Tuning Postgres Autovacuum for Scale
By Sourabh Ghorpade
If you have a write heavy table in your Postgres database and you’re using the default Postgres settings for autovacuum, writes may consume more Transaction IDs than the autovacuum can reclaim. This may lead to a database shutdown. To avoid it, consider tuning them using PG Tune.
Why would the database shutdown ?
Following is a high level overview of the ‘why’:
- Postgres uses a MVCC mechanism to handle concurrency. So the reads and writes do not block each other. To manage row visibility across transactions, it has to assign a unique Transaction ID(XID) to each transaction performing a write. This XID is stored on the row when the transaction commits. A query reading from this table can only see rows which are older than the query’s transaction ID.
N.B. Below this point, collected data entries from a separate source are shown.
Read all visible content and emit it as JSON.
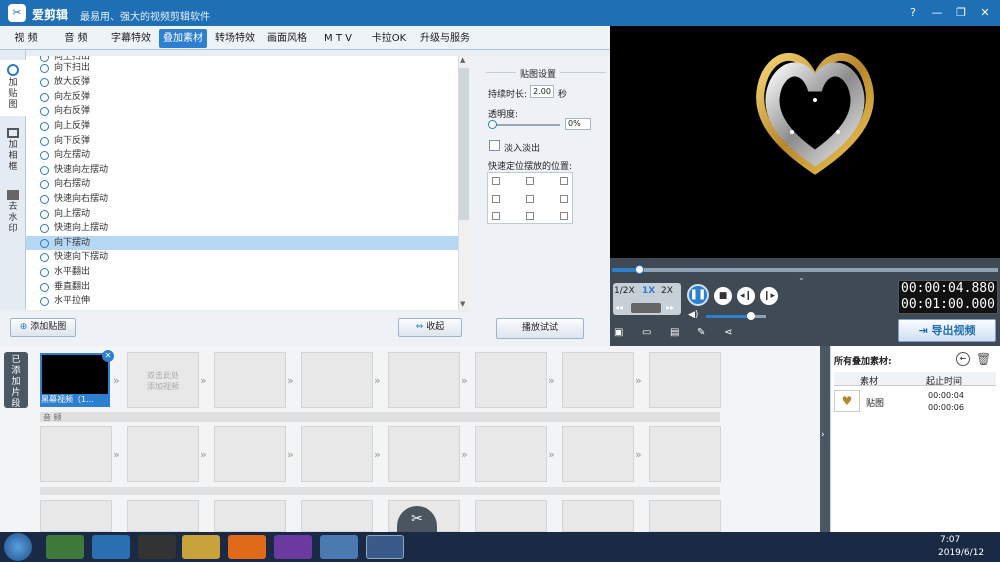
{
  "title_bar": {
    "logo": "✂",
    "app_name": "爱剪辑",
    "slogan": "最易用、强大的视频剪辑软件",
    "controls": [
      "?",
      "—",
      "❐",
      "✕"
    ]
  },
  "tabs": [
    {
      "label": "视 频"
    },
    {
      "label": "音 频"
    },
    {
      "label": "字幕特效"
    },
    {
      "label": "叠加素材",
      "active": true
    },
    {
      "label": "转场特效"
    },
    {
      "label": "画面风格"
    },
    {
      "label": "M T V"
    },
    {
      "label": "卡拉OK"
    },
    {
      "label": "升级与服务"
    }
  ],
  "left_tabs": [
    {
      "label": "加贴图",
      "active": true
    },
    {
      "label": "加相框"
    },
    {
      "label": "去水印"
    }
  ],
  "effect_list": [
    {
      "label": "向上扫出"
    },
    {
      "label": "向下扫出"
    },
    {
      "label": "放大反弹"
    },
    {
      "label": "向左反弹"
    },
    {
      "label": "向右反弹"
    },
    {
      "label": "向上反弹"
    },
    {
      "label": "向下反弹"
    },
    {
      "label": "向左摆动"
    },
    {
      "label": "快速向左摆动"
    },
    {
      "label": "向右摆动"
    },
    {
      "label": "快速向右摆动"
    },
    {
      "label": "向上摆动"
    },
    {
      "label": "快速向上摆动"
    },
    {
      "label": "向下摆动",
      "selected": true
    },
    {
      "label": "快速向下摆动"
    },
    {
      "label": "水平翻出"
    },
    {
      "label": "垂直翻出"
    },
    {
      "label": "水平拉伸"
    }
  ],
  "buttons": {
    "add_sticker": "添加贴图",
    "collapse": "收起",
    "preview_test": "播放试试",
    "export": "导出视频"
  },
  "sticker_settings": {
    "title": "贴图设置",
    "duration_label": "持续时长:",
    "duration_value": "2.00",
    "duration_unit": "秒",
    "opacity_label": "透明度:",
    "opacity_value": "0%",
    "fade_label": "淡入淡出",
    "quick_pos_label": "快速定位摆放的位置:"
  },
  "player": {
    "speed_options": [
      "1/2X",
      "1X",
      "2X"
    ],
    "active_speed": "1X",
    "current_time": "00:00:04.880",
    "total_time": "00:01:00.000",
    "progress": 0.07,
    "volume": 0.75
  },
  "clips": {
    "side_label": "已添加片段",
    "clip1_label": "黑幕视频（1...",
    "add_hint": "双击此处\n添加视频",
    "audio_label": "音 频"
  },
  "overlay_panel": {
    "title": "所有叠加素材:",
    "col_material": "素材",
    "col_time": "起止时间",
    "item_name": "贴图",
    "item_start": "00:00:04",
    "item_end": "00:00:06"
  },
  "taskbar": {
    "time": "7:07",
    "date": "2019/6/12"
  },
  "colors": {
    "accent": "#2d7fd0",
    "titlebar": "#1f6fb5",
    "selected_row": "#b7d8f5",
    "time_text": "#ffffff"
  }
}
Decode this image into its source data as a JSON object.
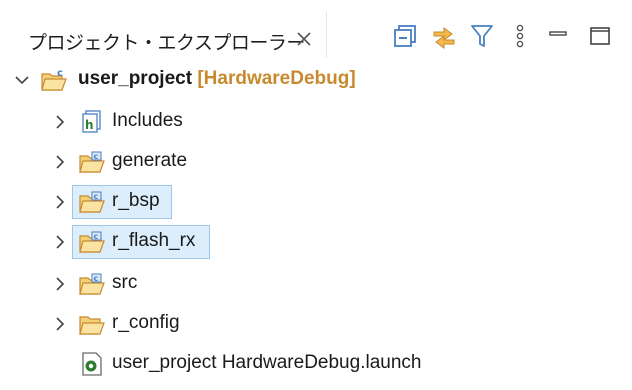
{
  "view": {
    "tab_title": "プロジェクト・エクスプローラー",
    "icons": {
      "close": "close-icon",
      "collapse_all": "collapse-all-icon",
      "link_with_editor": "link-with-editor-icon",
      "filter": "filter-icon",
      "view_menu": "view-menu-icon",
      "minimize": "minimize-icon",
      "maximize": "maximize-icon"
    }
  },
  "tree": {
    "project": {
      "name": "user_project",
      "decoration": "[HardwareDebug]",
      "expanded": true
    },
    "children": [
      {
        "label": "Includes",
        "icon": "includes-icon",
        "selected": false
      },
      {
        "label": "generate",
        "icon": "source-folder-icon",
        "selected": false
      },
      {
        "label": "r_bsp",
        "icon": "source-folder-icon",
        "selected": true
      },
      {
        "label": "r_flash_rx",
        "icon": "source-folder-icon",
        "selected": true
      },
      {
        "label": "src",
        "icon": "source-folder-icon",
        "selected": false
      },
      {
        "label": "r_config",
        "icon": "folder-icon",
        "selected": false
      },
      {
        "label": "user_project HardwareDebug.launch",
        "icon": "launch-file-icon",
        "selected": false
      }
    ]
  },
  "colors": {
    "selection_bg": "#dceefc",
    "selection_border": "#9dc8ec",
    "decoration": "#c88a2f",
    "folder": "#e0a83a",
    "accent_blue": "#4a7fc1"
  }
}
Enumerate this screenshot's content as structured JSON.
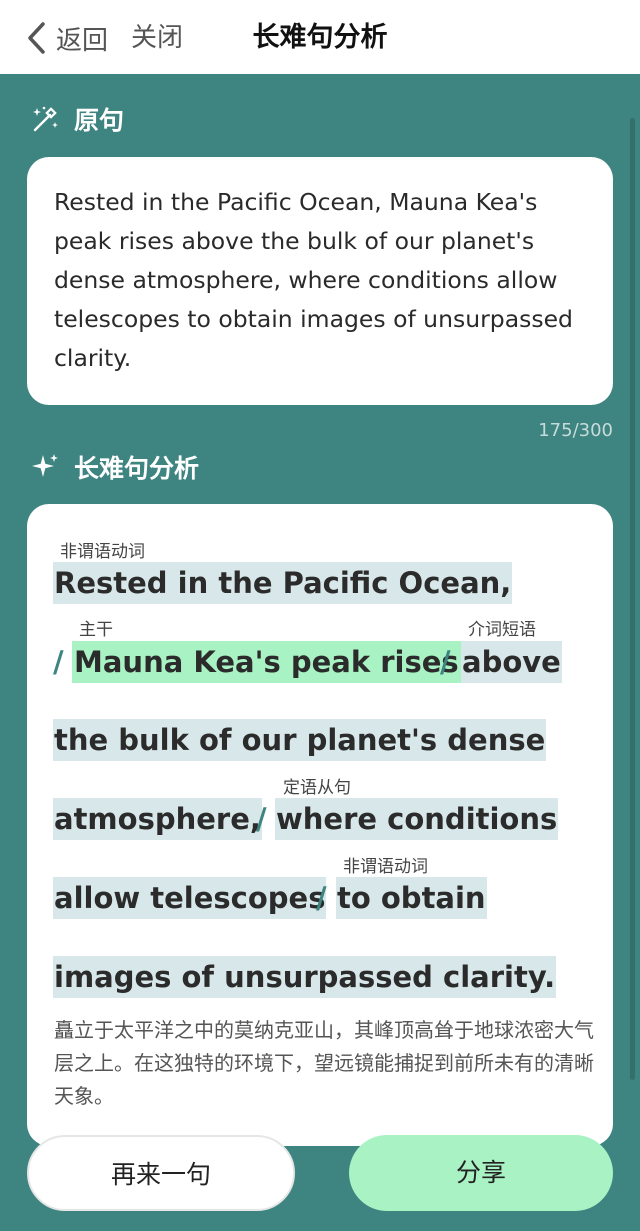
{
  "nav": {
    "back_label": "返回",
    "close_label": "关闭",
    "title": "长难句分析"
  },
  "original": {
    "header": "原句",
    "text": "Rested in the Pacific Ocean, Mauna Kea's peak rises above the bulk of our planet's dense atmosphere, where conditions allow telescopes to obtain images of unsurpassed clarity.",
    "char_count": "175/300"
  },
  "analysis": {
    "header": "长难句分析",
    "tags": {
      "nonfinite_1": "非谓语动词",
      "main_clause": "主干",
      "prep_phrase": "介词短语",
      "attrib_clause": "定语从句",
      "nonfinite_2": "非谓语动词"
    },
    "segments": {
      "s1": "Rested in the Pacific Ocean,",
      "s2": "Mauna Kea's peak rises",
      "s3a": "above",
      "s3b": "the bulk of our planet's dense",
      "s3c": "atmosphere,",
      "s4a": "where conditions",
      "s4b": "allow telescopes",
      "s5a": "to obtain",
      "s5b": "images of unsurpassed clarity."
    },
    "separator": "/",
    "translation": "矗立于太平洋之中的莫纳克亚山，其峰顶高耸于地球浓密大气层之上。在这独特的环境下，望远镜能捕捉到前所未有的清晰天象。"
  },
  "buttons": {
    "again": "再来一句",
    "share": "分享"
  },
  "colors": {
    "background": "#3e8480",
    "main_highlight": "#a8f2c4",
    "segment_highlight": "#d8e8ea"
  }
}
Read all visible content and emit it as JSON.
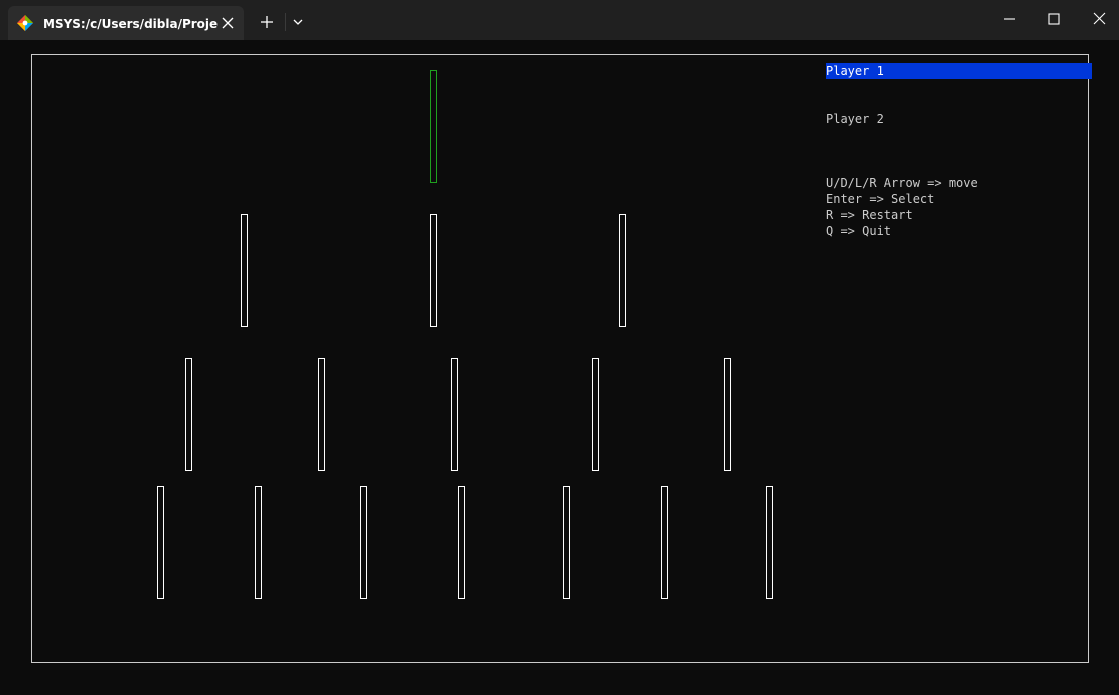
{
  "window": {
    "tab_title": "MSYS:/c/Users/dibla/Projects,"
  },
  "colors": {
    "background": "#0c0c0c",
    "titlebar": "#202020",
    "tab": "#2c2c2c",
    "stick": "#ffffff",
    "selected_stick": "#1fa01f",
    "active_player_highlight": "#0037da",
    "text": "#cccccc"
  },
  "icons": {
    "tab_icon": "git-bash-diamond-icon",
    "close": "close-icon",
    "new_tab": "plus-icon",
    "dropdown": "chevron-down-icon",
    "minimize": "minimize-icon",
    "maximize": "maximize-icon",
    "window_close": "close-icon"
  },
  "game": {
    "rows": [
      {
        "sticks": 1,
        "selected_index": 0
      },
      {
        "sticks": 3,
        "selected_index": null
      },
      {
        "sticks": 5,
        "selected_index": null
      },
      {
        "sticks": 7,
        "selected_index": null
      }
    ]
  },
  "panel": {
    "players": [
      {
        "label": "Player 1",
        "active": true
      },
      {
        "label": "Player 2",
        "active": false
      }
    ],
    "controls": [
      "U/D/L/R Arrow => move",
      "Enter => Select",
      "R => Restart",
      "Q => Quit"
    ]
  }
}
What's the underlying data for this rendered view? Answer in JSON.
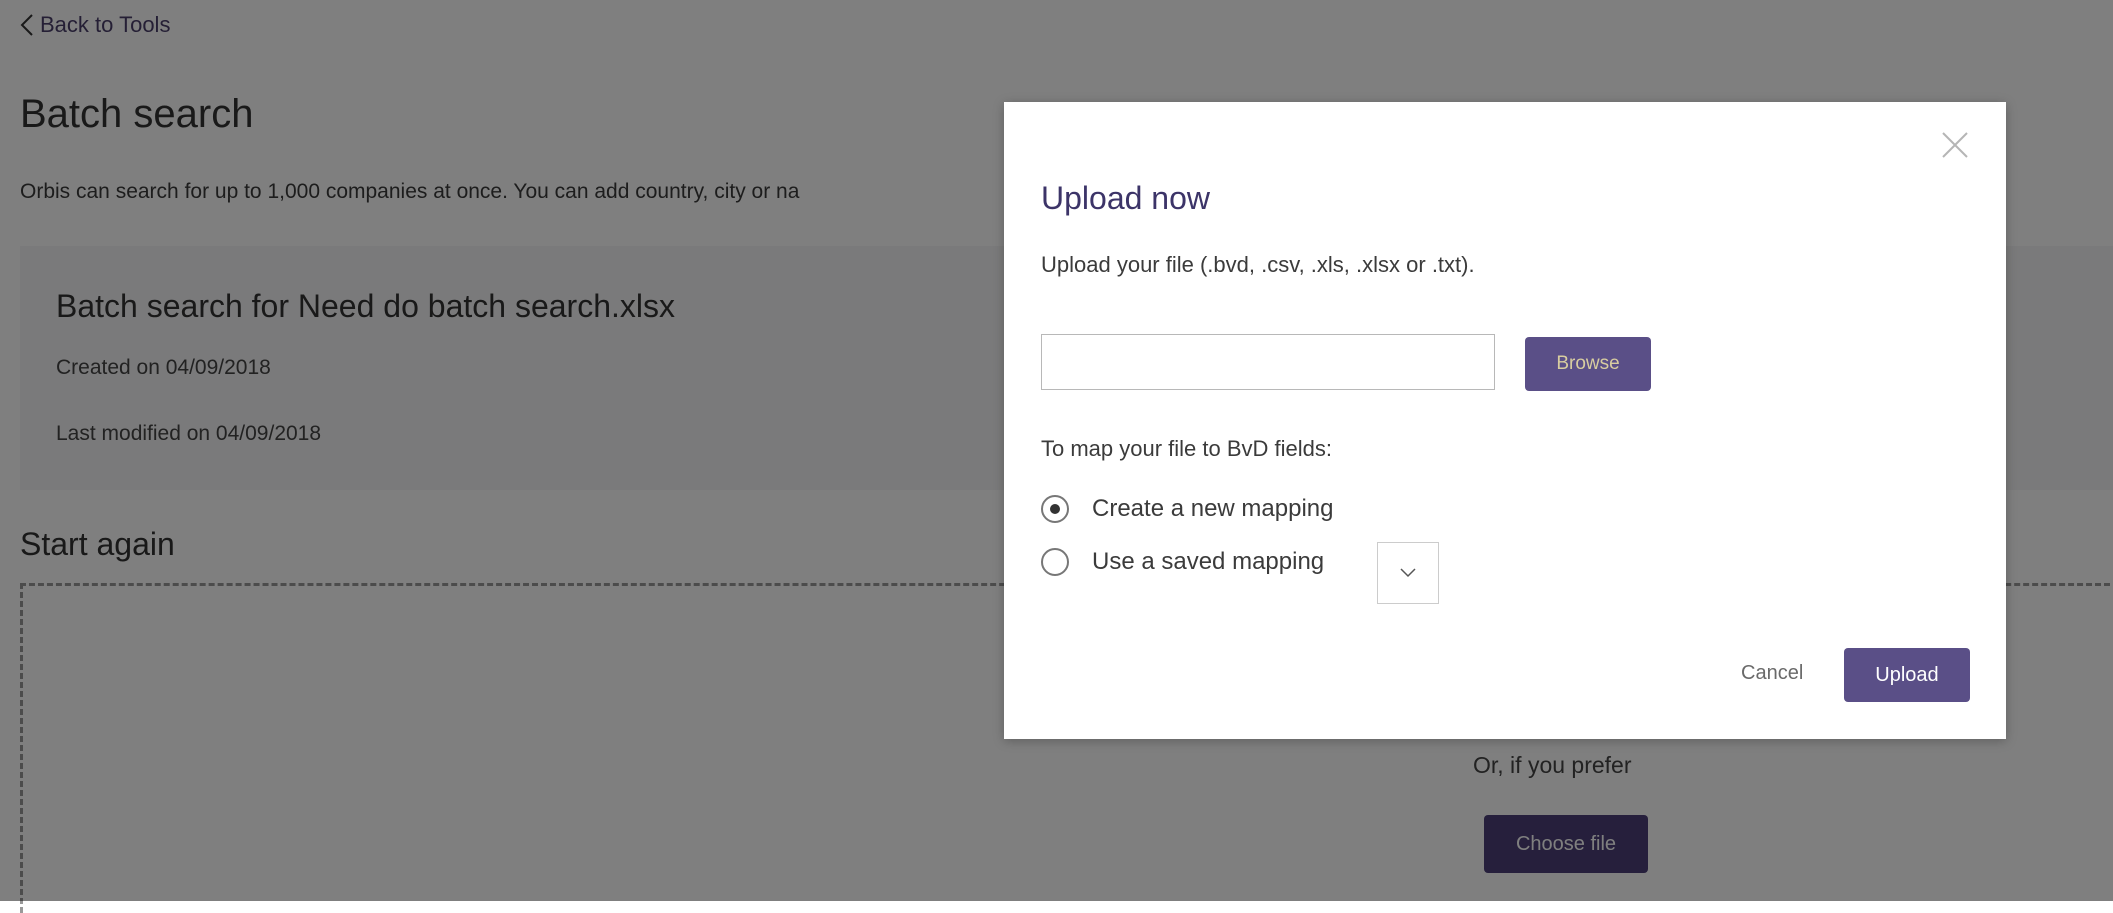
{
  "back_link": {
    "label": "Back to Tools",
    "icon": "chevron-left-icon"
  },
  "page": {
    "title": "Batch search",
    "intro": "Orbis can search for up to 1,000 companies at once. You can add country, city or na"
  },
  "summary": {
    "title": "Batch search for Need do batch search.xlsx",
    "created": "Created on  04/09/2018",
    "modified": "Last modified on  04/09/2018"
  },
  "start_again": {
    "heading": "Start again",
    "or_prefer": "Or, if you prefer",
    "choose_file_label": "Choose file"
  },
  "modal": {
    "title": "Upload now",
    "instruction": "Upload your file (.bvd, .csv, .xls, .xlsx or .txt).",
    "file_input_value": "",
    "browse_label": "Browse",
    "map_label": "To map your file to BvD fields:",
    "options": [
      {
        "label": "Create a new mapping",
        "checked": true
      },
      {
        "label": "Use a saved mapping",
        "checked": false
      }
    ],
    "saved_mapping_selected": "",
    "cancel_label": "Cancel",
    "upload_label": "Upload",
    "close_icon": "close-icon"
  },
  "colors": {
    "accent": "#5a4f87",
    "choose_file": "#4c3f78",
    "overlay": "rgba(0,0,0,0.5)"
  }
}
- This Transaction ID uses modulo-2³² arithmetic, and hence, can support only 4 Billion transactions - such that each ID must have 2 billion IDs before and after it. This means if the XID wraps around, the older rows will appear to be in the future, and become invisible to all new queries. This will result in immediate data loss.
- To prevent it from happening, Postgres has a background process called an autovacuum. The autovacuum assigns a special XID (called as a FrozenXID) to all older rows. All rows with the FroxenXID are treated as in the past, regardless of wraparound issues. The highest XID in use is said to be the “Age of UnFrozen Rows”. If this reaches 2 Billion, it will result in a wrap around.
- Normally, autovacuum does the freezing of rows automatically in the background. However, in case it’s not able to catchup with the writes, the Transaction IDs can reach perilously close to the 2 Billion mark. Postgres preempts this scenario by shutting down for maintenance when there are fewer than 1 Million Transaction IDs. No writes are possible during this time and it can take an unknown amount of time. This effectively causes a major unplanned downtime of unknown time.
- The sentry blog, heroku blog and Postgres doc cover this in detail and we recommend you go through them as well.
With that background setup, let us see what happened to us.
What happened to us ?
GO-JEK is the market leader in Indonesia across multiple sectors including Ride Hailing and Food. We do more than 100+ million bookings a month. A majority of these bookings are created and managed in a single Order Management System and stored in a table called bookings. These booking are updated multiple times with actions like pickup, complete etc. As a result, millions of transaction IDs are consumed each day. With the default settings, the autovacuum process was able to reclaim only 70% of them and took up to 11 days to complete. This reclamation is committed only at the end of the process. As a result, the count of unfrozen rows reached more than a billion with only a few weeks left till the database shut down.
What did we do?
We had the following beefy configurations on the Database VM :
Memory: 64 GB CPUs : 16 HDD : 3TB, SSD
Despite that, the performance of the autovacuum was poor. This indicates it was under-provisioned. After some digging around we decided to upgrade the following configurations:
autovacuum_work_mem = '2GB' #This is the amount of memory that the autovacuum process can use. Higher values allow it to load more rows in memory and hence process them faster. It is not present by default and hence defaults to maintenance_work_mem, which is 128 MB by default autovacuum_vacuum_cost_limit = '2000' #To prevent excessive load on the DB due to the autovacuum, there is an I/O quota imposed by Postgres. So every read/write causes depletion of this quota and once it is exhausted the autovacuum sleeps for a fixed time. This configuration increases the quota limit, therefore increasing the amount of I/O that the vacuum can do. This has a default of 200. More details in references #7 maintenance_work_mem = '1GB' #This is similar to autovacuum_work_mem where it is the memory that a maintenance process can use. DDL commands and indexing use this setting. The autovacuum defaults to this if the autovacuum_work_mem is -1. Given that we set autovacuum_work_mem it does not matter here, but it is useful to have. The default is 128MB. work_mem = '16MB' #This enables sort queries to load more rows into memory thus increasing their speed. This is unrelated to vacuum.
These changes only need a Postgres reload. But the existing autovacuum process has to be manually restarted to pick up new configurations. There are more configurations one can upgrade, but we limited it to the above. Why? Because we wanted to limit changes, lest we impact the main read/writes.
We did the above changes, and as a result, the autovacuum went from processing only 70% of daily consumption of IDs (in 11 days) to processing…
1 billion IDs in only 2 days.
That was a massive performance improvement and saved our DB. The autovacuum finally realised its full power!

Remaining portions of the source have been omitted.